The petition’s body text suggests spending the savings of the cuts on the military. Defence is important, of course, yet I cannot help but find my first impression of the signatories – the mental image of a group of people who would much rather end another person’s life than save one – to be reinforced still further by this upsetting detail.
Brief background research reveals that the campaign, spear-headed by a long-serving and unsurprisingly anti-European Conservative councillor, and supported by a national newspaper (I’m not told which, though the phalanx of far-right British tabloids provide a wealth of suspects) offers one key argument in an attempt to justify itself – that international aid money isn’t always wisely spent.
Here I must clarify the detail of my own position. I do not deny that the international aid budget numbers among the many resources currently being mismanaged by the Conservatives. If the petition was merely calling for continual review of how overseas aid money is spent, with the view to making the UK’s humanitarian work as effective as possible, I would gladly be the first to sign and promote it. Yet it is clear to me that this petition does not aspire to such noble aims. Instead, it seeks to use the failings and shortcomings of the Conservatives’ international aid department as an excuse to reply to the needs of the less fortunate with the usual Tory reaction – that of complete indifference.
My opposition to any potential cut is not about ignoring misuses of international aid funds. I strongly support every effort to ensure that resources are used appropriately.

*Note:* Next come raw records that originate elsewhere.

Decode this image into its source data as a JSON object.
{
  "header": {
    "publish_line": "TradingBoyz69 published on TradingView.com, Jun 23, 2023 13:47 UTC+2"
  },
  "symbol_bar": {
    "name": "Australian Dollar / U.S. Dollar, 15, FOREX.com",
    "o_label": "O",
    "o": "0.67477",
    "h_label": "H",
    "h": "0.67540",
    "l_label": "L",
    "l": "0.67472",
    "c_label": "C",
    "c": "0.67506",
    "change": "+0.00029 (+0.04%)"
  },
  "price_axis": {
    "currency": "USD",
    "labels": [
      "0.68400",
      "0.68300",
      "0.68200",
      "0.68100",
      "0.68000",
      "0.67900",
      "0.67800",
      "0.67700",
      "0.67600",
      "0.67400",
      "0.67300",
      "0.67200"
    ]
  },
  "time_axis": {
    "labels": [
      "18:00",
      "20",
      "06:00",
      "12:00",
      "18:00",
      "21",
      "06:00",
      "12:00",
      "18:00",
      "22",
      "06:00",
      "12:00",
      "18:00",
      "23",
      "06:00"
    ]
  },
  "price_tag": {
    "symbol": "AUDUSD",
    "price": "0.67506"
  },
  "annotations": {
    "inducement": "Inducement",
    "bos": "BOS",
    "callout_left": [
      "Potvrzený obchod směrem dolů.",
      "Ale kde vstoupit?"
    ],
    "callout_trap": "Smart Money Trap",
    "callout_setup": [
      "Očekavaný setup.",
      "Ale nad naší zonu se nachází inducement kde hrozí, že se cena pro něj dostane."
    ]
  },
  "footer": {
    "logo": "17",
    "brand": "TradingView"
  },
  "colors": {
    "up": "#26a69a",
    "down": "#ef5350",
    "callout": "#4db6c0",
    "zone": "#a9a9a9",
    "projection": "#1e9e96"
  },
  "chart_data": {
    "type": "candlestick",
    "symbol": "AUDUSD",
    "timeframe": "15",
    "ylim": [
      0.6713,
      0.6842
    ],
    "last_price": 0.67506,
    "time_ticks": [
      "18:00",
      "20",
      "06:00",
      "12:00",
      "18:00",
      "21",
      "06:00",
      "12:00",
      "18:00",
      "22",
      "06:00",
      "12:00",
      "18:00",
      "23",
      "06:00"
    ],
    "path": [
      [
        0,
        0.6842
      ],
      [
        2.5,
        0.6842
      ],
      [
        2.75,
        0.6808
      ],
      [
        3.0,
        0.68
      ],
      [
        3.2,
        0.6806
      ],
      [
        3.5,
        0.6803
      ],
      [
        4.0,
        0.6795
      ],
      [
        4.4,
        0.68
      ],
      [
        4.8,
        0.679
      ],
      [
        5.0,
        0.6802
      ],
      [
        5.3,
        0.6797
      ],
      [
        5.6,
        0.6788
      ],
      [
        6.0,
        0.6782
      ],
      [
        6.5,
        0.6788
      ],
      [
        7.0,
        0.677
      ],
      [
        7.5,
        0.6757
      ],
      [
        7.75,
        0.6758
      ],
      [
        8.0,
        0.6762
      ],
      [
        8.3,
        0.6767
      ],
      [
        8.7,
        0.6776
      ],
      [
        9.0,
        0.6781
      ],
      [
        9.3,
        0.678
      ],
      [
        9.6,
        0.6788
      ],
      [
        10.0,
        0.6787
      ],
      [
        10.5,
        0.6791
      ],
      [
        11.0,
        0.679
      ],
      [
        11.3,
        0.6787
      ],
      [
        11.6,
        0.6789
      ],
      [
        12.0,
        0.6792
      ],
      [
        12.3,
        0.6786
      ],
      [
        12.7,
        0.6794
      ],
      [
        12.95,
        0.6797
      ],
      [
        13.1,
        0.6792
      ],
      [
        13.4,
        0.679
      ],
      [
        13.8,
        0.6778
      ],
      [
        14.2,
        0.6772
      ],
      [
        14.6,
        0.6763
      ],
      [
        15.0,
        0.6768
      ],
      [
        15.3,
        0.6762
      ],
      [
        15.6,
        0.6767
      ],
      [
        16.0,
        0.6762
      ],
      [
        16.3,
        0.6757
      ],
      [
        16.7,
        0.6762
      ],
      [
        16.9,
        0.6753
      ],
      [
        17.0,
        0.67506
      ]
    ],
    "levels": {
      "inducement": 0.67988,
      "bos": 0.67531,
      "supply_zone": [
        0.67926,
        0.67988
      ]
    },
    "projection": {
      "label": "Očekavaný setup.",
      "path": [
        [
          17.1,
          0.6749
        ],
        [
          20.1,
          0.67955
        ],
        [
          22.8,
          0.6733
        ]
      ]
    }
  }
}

All this brought me to a quandary. My own health has declined further recently, as suitable treatment for my severe (and politically induced) depression has, with tragic irony, been incredibly difficult to find in an NHS ravaged by Brexit. Even my hope of using my (international aid-related) charity work as an escape was dashed with the announcement of a 15-20% scale-back to accommodate sharply rising export costs due to the falling pound, and the introduction of a government-ordered immigration status check for all volunteers. It is, in short, not a good time for me to pick a fight. As always, however, I find myself weighing up the risks of acting against the risks of not acting – and finding the latter to be by far the heavier burden.
This attack on international aid must, for the sake of the innocent lives it would cost, be opposed.
And so I have opted for a tried-and-trusted, if perhaps slightly unimaginative, method; a counter-petition.
I’m confident that this is a winnable battle. Despite experienced leadership and national media support, the campaign currently has fewer than 20,000 signatures. I may, in all honesty, be worrying over nothing. However, Brexit and other recent right-wing gains across Europe have taught us the hard way what happens when indifference (or even downright hostility) towards our international neighbours is allowed to go unchallenged. It is definitely better to be safe than to be sorry.
Please sign and share widely. Let’s quell this attack on humanitarianism before it becomes a real threat.